First thing I remember is wakin’ belowdecks with a splitting head. “Pressganged!” I thought, and so it were. Me and four others. In a moment we were hauled on deck and I got me first look at ’em.

The usual mix, a couple ‘o humans – mebbe a half-elf – and two half orcs. Big lads the two of em. Capn’ made the usual speech, an we were taken away to be put to work. There were two officers: Mr Plug, who were in charge ‘o discipline, and Master Lash, who were also in charge ‘o discipline. And a nasty looking pair they were.

Arrgh! Where are my notes? Oh – that’s right. They are on the character sheet, which Keegan keeps. No names or details this week. We have a human or elf sorceress, a rogue, and a half-orc fighter and barbarian. I’m healbot. A good party, actually. Light on ranged combat is the only thing.

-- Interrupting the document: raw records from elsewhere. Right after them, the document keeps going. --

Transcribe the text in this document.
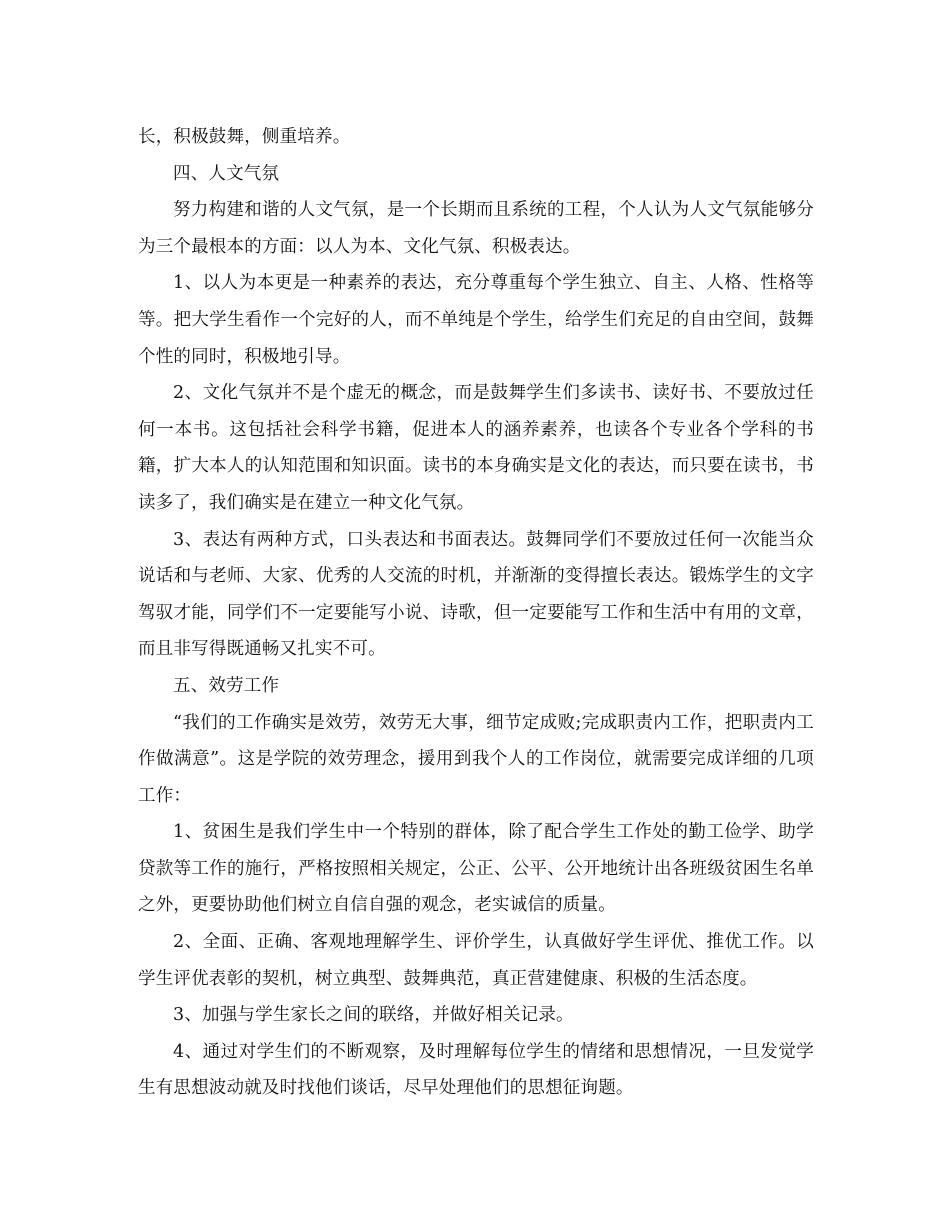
长，积极鼓舞，侧重培养。

四、人文气氛

努力构建和谐的人文气氛，是一个长期而且系统的工程，个人认为人文气氛能够分为三个最根本的方面：以人为本、文化气氛、积极表达。

1、以人为本更是一种素养的表达，充分尊重每个学生独立、自主、人格、性格等等。把大学生看作一个完好的人，而不单纯是个学生，给学生们充足的自由空间，鼓舞个性的同时，积极地引导。

2、文化气氛并不是个虚无的概念，而是鼓舞学生们多读书、读好书、不要放过任何一本书。这包括社会科学书籍，促进本人的涵养素养，也读各个专业各个学科的书籍，扩大本人的认知范围和知识面。读书的本身确实是文化的表达，而只要在读书，书读多了，我们确实是在建立一种文化气氛。

3、表达有两种方式，口头表达和书面表达。鼓舞同学们不要放过任何一次能当众说话和与老师、大家、优秀的人交流的时机，并渐渐的变得擅长表达。锻炼学生的文字驾驭才能，同学们不一定要能写小说、诗歌，但一定要能写工作和生活中有用的文章，而且非写得既通畅又扎实不可。

五、效劳工作

“我们的工作确实是效劳，效劳无大事，细节定成败;完成职责内工作，把职责内工作做满意”。这是学院的效劳理念，援用到我个人的工作岗位，就需要完成详细的几项工作：

1、贫困生是我们学生中一个特别的群体，除了配合学生工作处的勤工俭学、助学贷款等工作的施行，严格按照相关规定，公正、公平、公开地统计出各班级贫困生名单之外，更要协助他们树立自信自强的观念，老实诚信的质量。

2、全面、正确、客观地理解学生、评价学生，认真做好学生评优、推优工作。以学生评优表彰的契机，树立典型、鼓舞典范，真正营建健康、积极的生活态度。

3、加强与学生家长之间的联络，并做好相关记录。

4、通过对学生们的不断观察，及时理解每位学生的情绪和思想情况，一旦发觉学生有思想波动就及时找他们谈话，尽早处理他们的思想征询题。
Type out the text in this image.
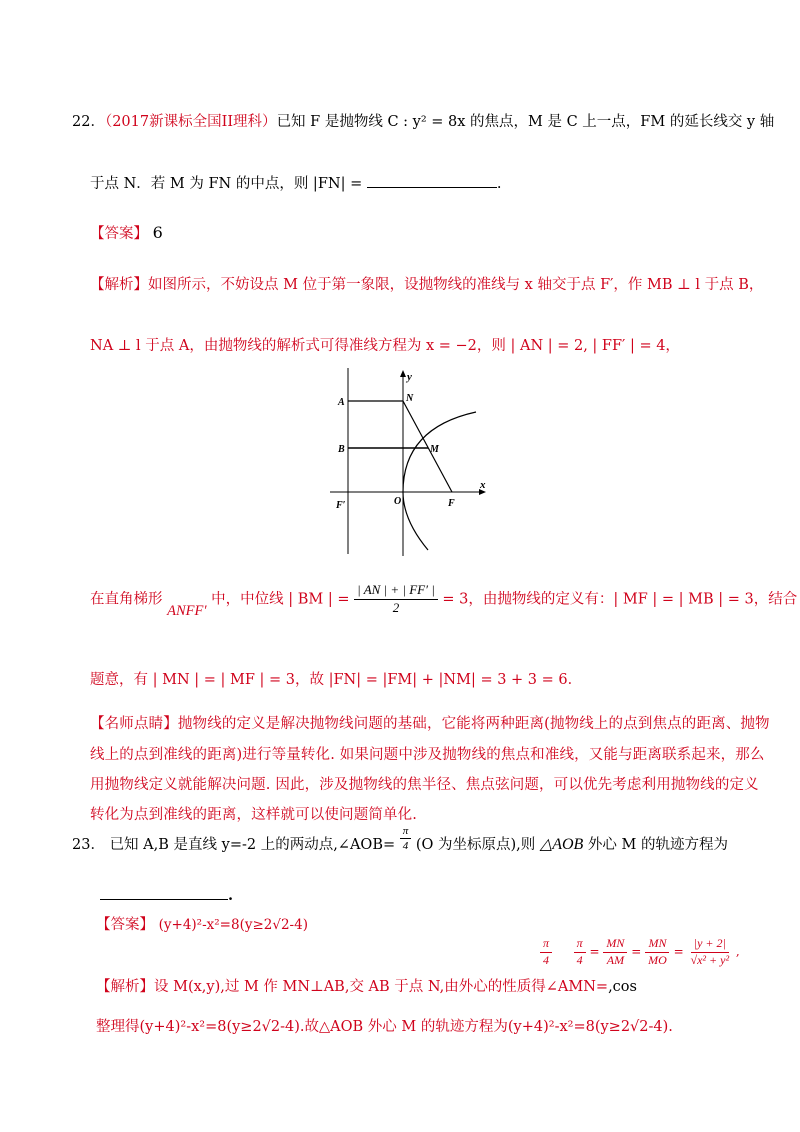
22．（2017新课标全国II理科）已知 F 是抛物线 C : y² = 8x 的焦点，M 是 C 上一点，FM 的延长线交 y 轴
于点 N．若 M 为 FN 的中点，则 |FN| =	.
【答案】 6
【解析】如图所示，不妨设点 M 位于第一象限，设抛物线的准线与 x 轴交于点 F′，作 MB ⊥ l 于点 B，
NA ⊥ l 于点 A，由抛物线的解析式可得准线方程为 x = −2，则 | AN | = 2, | FF′ | = 4，
y
x
A	N
B	M
O	F
F′
在直角梯形 ANFF′ 中，中位线 | BM | = $\frac{| AN | + | FF' |}{2} = 3$，由抛物线的定义有：| MF | = | MB | = 3，结合
题意，有 | MN | = | MF | = 3，故 |FN| = |FM| + |NM| = 3 + 3 = 6．
【名师点睛】抛物线的定义是解决抛物线问题的基础，它能将两种距离(抛物线上的点到焦点的距离、抛物
线上的点到准线的距离)进行等量转化. 如果问题中涉及抛物线的焦点和准线，又能与距离联系起来，那么
用抛物线定义就能解决问题. 因此，涉及抛物线的焦半径、焦点弦问题，可以优先考虑利用抛物线的定义
转化为点到准线的距离，这样就可以使问题简单化.
23． 已知 A,B 是直线 y=-2 上的两动点,∠AOB= $\frac{\pi}{4} (O$ 为坐标原点),则 △AOB 外心 M 的轨迹方程为
.
【答案】 (y+4)²-x²=8(y≥2√2-4)
$\frac{\pi}{4}$
$\frac{\pi}{4} = \frac{MN}{AM} = \frac{MN}{MO} = \frac{|y + 2|}{\text{√x² + y²}}$ ,
【解析】设 M(x,y),过 M 作 MN⊥AB,交 AB 于点 N,由外心的性质得∠AMN=,cos
整理得(y+4)²-x²=8(y≥2√2-4).故△AOB 外心 M 的轨迹方程为(y+4)²-x²=8(y≥2√2-4).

Being pressganged is specific to recruiting in the Royal Navy, rather than being something that pirates do. Pirates Shanghai people rather than impressing them, I think, the distinction being that impressment was legal, whereas shanghaing is outright kidnapping and a very different thing.

Well, two of us were handy in the rigging – I’m were old for it, even then – and the lass was taken off to be cook. Meself and one of the haf orc was made swabs. But I’d been sailin a fair few years, and now I were workin for Besmara wouldn’t be long before I weren’t swabbing the deck, I thought.

There were a priestess on board, and she took a bit of a shine to us. Good thing, I thought, as I were new to the clericing business. She gave our two half-orcs back their swords: a bloody great two-handed sword and a bloody great scimitar – a falchion. A score of new faces, of course, that we were going to have to live with for the next few months at the very least. I tried to ingratiate meself with the quartermaster, but no luck there. I decided I might just have to stick to me work.

Bob has a good charisma, but I put skill points into swimming and profession rather than social skills. I’ll fix it next level, but until then I’ll have to rely on the rest of the party diplomacising.

Then came the Bloody Hour, when the floggings were done. Before dinner, o course, not after. Can’t have the men throwing up their rations. They keelhauled a man for thieving and tossed him to the sharks. I think it made an impression on the lads, which is always the point of punishment.

When our watch was over, we went belowdecks and gambled and slept. One of the lads – the sneaky type – wanted me to have a look at something for him. A bottle of holy water, it were. There’s a lad with brass, I thought, to go thieving first day after seeing a man keelhauled for it. I congratulated him on not getting caught, an told him it were sovereign against the undead of the sea and the town watch.

I’m not used to playing chaotic characters. My first reaction was “Oh noes! You don’t steal from your shipmates!” But that’s not how Salty Bob rolls. Telling the dude that holy water blessed by Besmara works against the town watch is also an attempt at being more chaotic. I think being a teller of outrageous tall tales works. It also reflects that Bob is new to being a cleric – for all he knows, Besmara’s holy water might very well work against the town watch.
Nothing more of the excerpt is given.